Un petit nombre de textes, extraits de l'Évangile, posent, pour le monde chrétien, la question du divorce ou du mariage indissoluble.
C'est tout d'abord ce fragment de saint Mathieu:
«Les pharisiens avaient demandé au Christ si, dans la loi nouvelle qu'il leur apportait, «il était permis de répudier sa femme».
»Jésus répondit:
»—C'est à cause de la dureté de votre cœur que Moïse vous a permis de renvoyer vos femmes; mais cela n'a pas été ainsi depuis le commencement. Aussi je vous déclare que quiconque renvoie sa femme si ce n'est pour cause d'inconduite, et en épouse une autre, commet un adultère.»

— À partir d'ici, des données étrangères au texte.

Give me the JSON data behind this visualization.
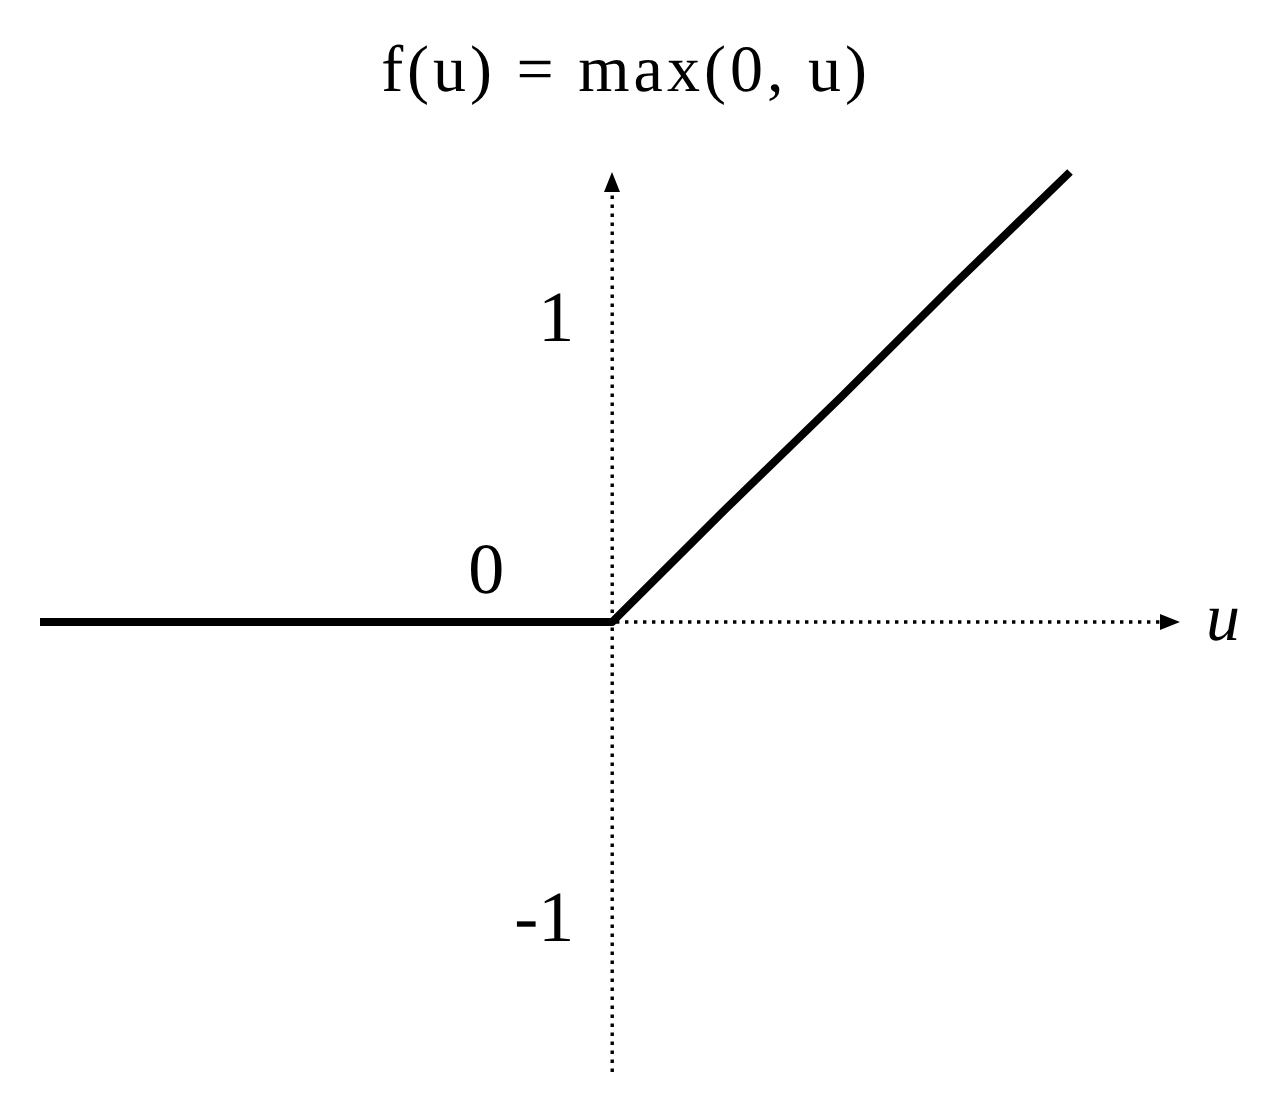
{
  "chart_data": {
    "type": "line",
    "title": "f(u) = max(0, u)",
    "xlabel": "u",
    "categories": [
      null,
      null,
      null,
      null,
      null,
      null,
      null,
      null,
      null,
      null
    ],
    "series": [
      {
        "color": "#000000",
        "values": [
          0,
          0,
          0,
          0,
          0,
          0,
          0.38,
          0.75,
          1.13,
          1.5
        ]
      }
    ],
    "ylim": [
      -1.5,
      1.5
    ],
    "yticks": [
      -1,
      1
    ],
    "annotations": [
      {
        "text": "0",
        "y": 0
      }
    ],
    "marker": "none",
    "line_style": "solid",
    "tick_labels": "y"
  }
}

Jésus songeait à cette disposition de la loi mosaïque qui fait un devoir à l'époux trompé de se débarrasser de sa femme et, dans ce cas précis, lui permet de contracter un nouveau mariage. Il est possible qu'il n'ait pas voulu heurter de face des adversaires aussi redoutables que les pharisiens. Il est encore plus vraisemblable que saint Mathieu,—très attaché à la doctrine mosaïque,—a ici développé la parole du Maître dans le sens de son instinct personnel.
A supposer, dans tous les cas, que cette parole laisse subsister quelque ambiguïté, nous possédons d'autres textes dont elle est bannie.
La parole: «On ne sépare pas ce que Dieu a uni» a un caractère absolu. Elle exclut tout compromis de divorce.
De même, saint Marc et saint Luc font dire à Jésus, avec une décision bien nette:
—Quiconque renvoie sa femme et en épouse une autre est adultère.